Eliminated the two inline functions. Support for function inlining
in plain C is a bit uneven. The CRC calculation is now a macro,
and the thread get-by-index is a plain function.
NufxLib has historically made no effort to distinguish between
the character set used for filenames on the local disk, and for
filenames stored within the archive. Now all Unicode filename
strings use the UNICHAR type and have "UNI" in the name, and all
Mac OS Roman strings have "MOR" in the name. (The naming
convention makes it obvious when you're assigning the wrong thing;
on Linux both formats are char*, so the compiler won't tell you
if you get it wrong.)
The distinction is necessary because filesystems generally support
Unicode these days, but on Windows you need to use a separate
set of wide-character file I/O functions. (On Linux it all works
with "narrow" strings, and the UTF-8 encoding is interpreted by
applications.) The character set used for NuFX archive filenames
is MOR, matching what GS/OS + HFS supported, and we want to be able
to convert back and forth between MOR and a Unicode representation.
This change updates the various character types and string names,
adds conversion functions, and updates NuLib2 for proper execution
on Linux. It does not include the (probably extensive) changes
required for Windows UTF-16 support. Instead, the conversion
functions are no-ops, which should result in NuLib2 for Windows
continuing to behave in the same slightly broken way.

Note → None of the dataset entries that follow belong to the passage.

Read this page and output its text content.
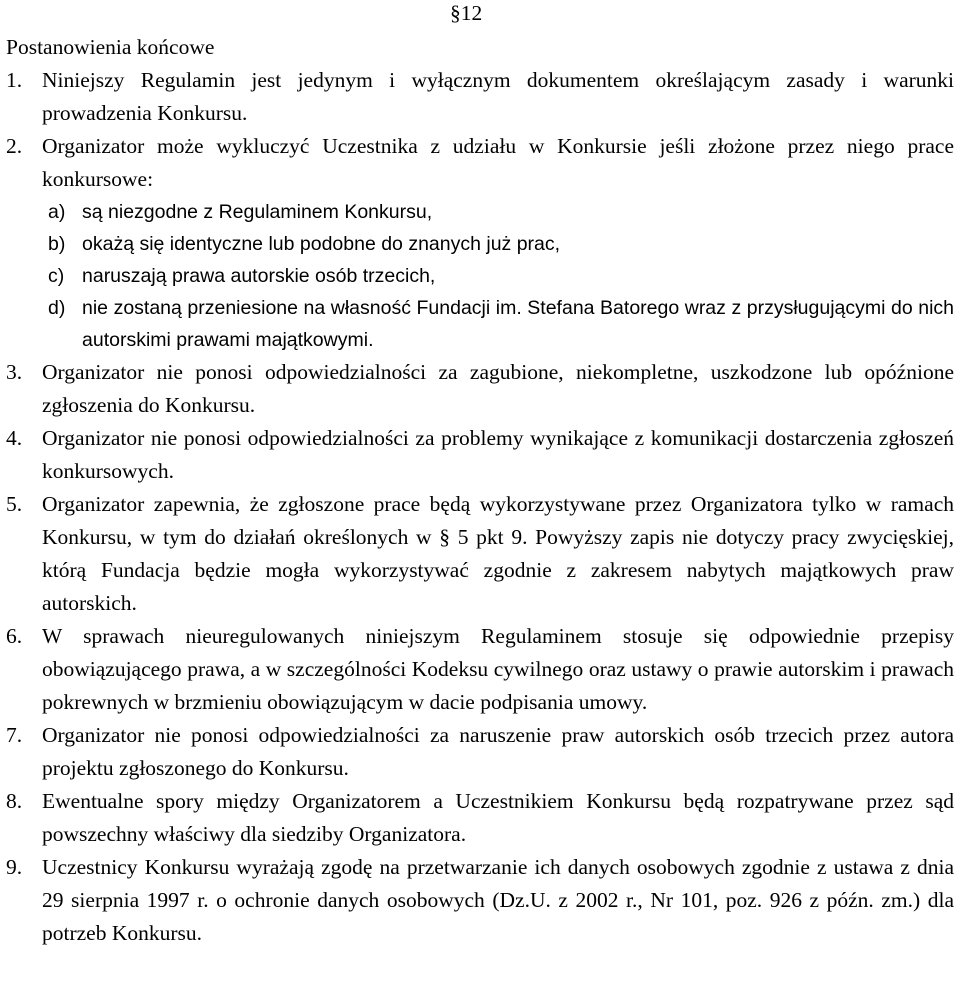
§12
Postanowienia końcowe
1. Niniejszy Regulamin jest jedynym i wyłącznym dokumentem określającym zasady i warunki prowadzenia Konkursu.
2. Organizator może wykluczyć Uczestnika z udziału w Konkursie jeśli złożone przez niego prace konkursowe:
a) są niezgodne z Regulaminem Konkursu,
b) okażą się identyczne lub podobne do znanych już prac,
c) naruszają prawa autorskie osób trzecich,
d) nie zostaną przeniesione na własność Fundacji im. Stefana Batorego wraz z przysługującymi do nich autorskimi prawami majątkowymi.
3. Organizator nie ponosi odpowiedzialności za zagubione, niekompletne, uszkodzone lub opóźnione zgłoszenia do Konkursu.
4. Organizator nie ponosi odpowiedzialności za problemy wynikające z komunikacji dostarczenia zgłoszeń konkursowych.
5. Organizator zapewnia, że zgłoszone prace będą wykorzystywane przez Organizatora tylko w ramach Konkursu, w tym do działań określonych w § 5 pkt 9. Powyższy zapis nie dotyczy pracy zwycięskiej, którą Fundacja będzie mogła wykorzystywać zgodnie z zakresem nabytych majątkowych praw autorskich.
6. W sprawach nieuregulowanych niniejszym Regulaminem stosuje się odpowiednie przepisy obowiązującego prawa, a w szczególności Kodeksu cywilnego oraz ustawy o prawie autorskim i prawach pokrewnych w brzmieniu obowiązującym w dacie podpisania umowy.
7. Organizator nie ponosi odpowiedzialności za naruszenie praw autorskich osób trzecich przez autora projektu zgłoszonego do Konkursu.
8. Ewentualne spory między Organizatorem a Uczestnikiem Konkursu będą rozpatrywane przez sąd powszechny właściwy dla siedziby Organizatora.
9. Uczestnicy Konkursu wyrażają zgodę na przetwarzanie ich danych osobowych zgodnie z ustawa z dnia 29 sierpnia 1997 r. o ochronie danych osobowych (Dz.U. z 2002 r., Nr 101, poz. 926 z późn. zm.) dla potrzeb Konkursu.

This adds "test-names", which exercises Unicode filenames a bit.
It will not pass on Win32.
Also, tweaked the Linux makefiles to have explicit dependencies,
rather than empty space and an expectation that "makedepend" exists.

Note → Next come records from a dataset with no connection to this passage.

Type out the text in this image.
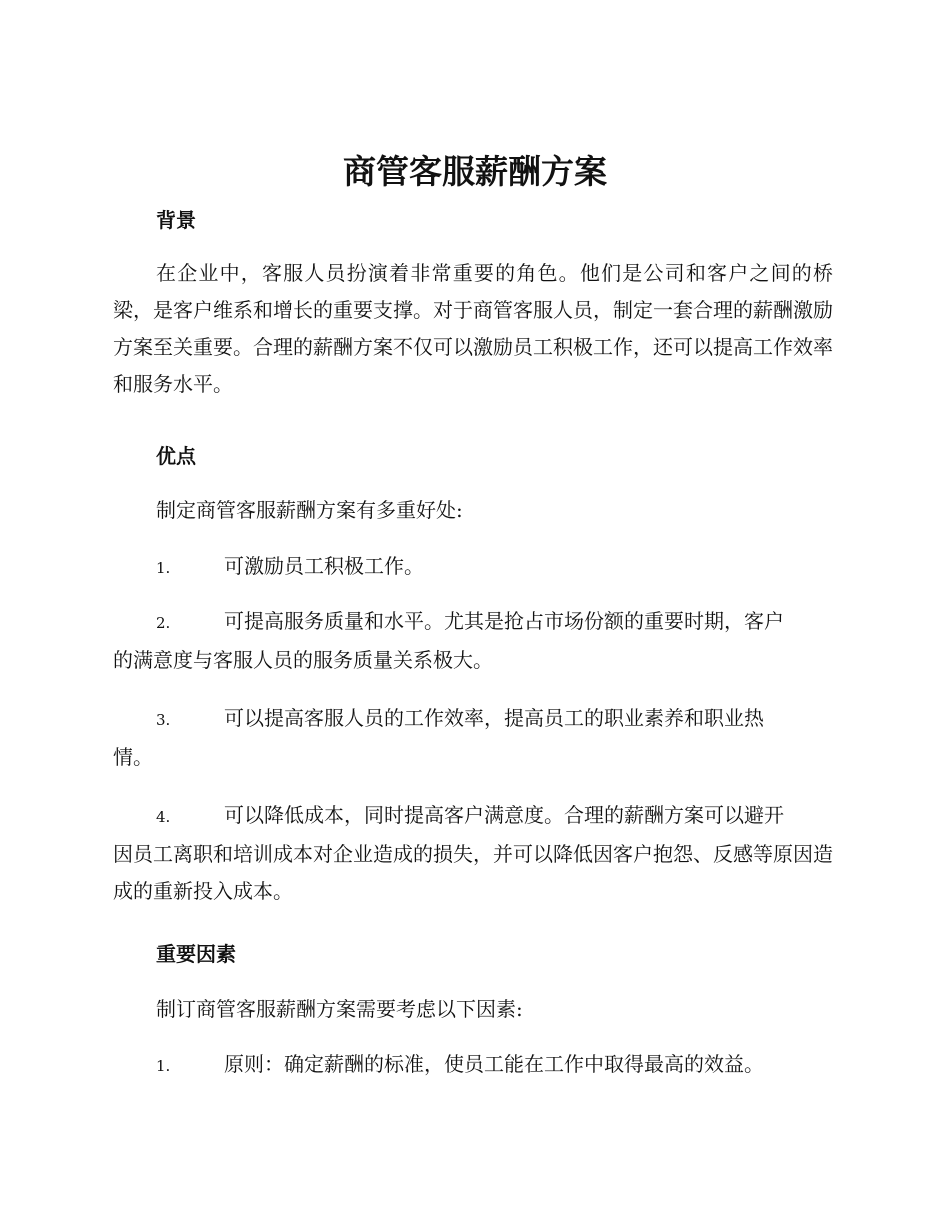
商管客服薪酬方案
背景

在企业中，客服人员扮演着非常重要的角色。他们是公司和客户之间的桥梁，是客户维系和增长的重要支撑。对于商管客服人员，制定一套合理的薪酬激励方案至关重要。合理的薪酬方案不仅可以激励员工积极工作，还可以提高工作效率和服务水平。

优点
制定商管客服薪酬方案有多重好处:
1.	可激励员工积极工作。
2.	可提高服务质量和水平。尤其是抢占市场份额的重要时期，客户
的满意度与客服人员的服务质量关系极大。
3.	可以提高客服人员的工作效率，提高员工的职业素养和职业热
情。
4.	可以降低成本，同时提高客户满意度。合理的薪酬方案可以避开
因员工离职和培训成本对企业造成的损失，并可以降低因客户抱怨、反感等原因造成的重新投入成本。
重要因素
制订商管客服薪酬方案需要考虑以下因素:
1.	原则：确定薪酬的标准，使员工能在工作中取得最高的效益。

Also, minor source code cleanups.
While this probably doesn't affect binary compatibility -- it's
mainly a matter of naming and string interpretation -- there's
enough going on that it should be considered an API revision, so
this updates the version to 3.0.0.
Having the method name up against the left edge used to be common
practice, because you could jump to a method quickly by searching
for "^name". Now we have "ctags" and IDEs.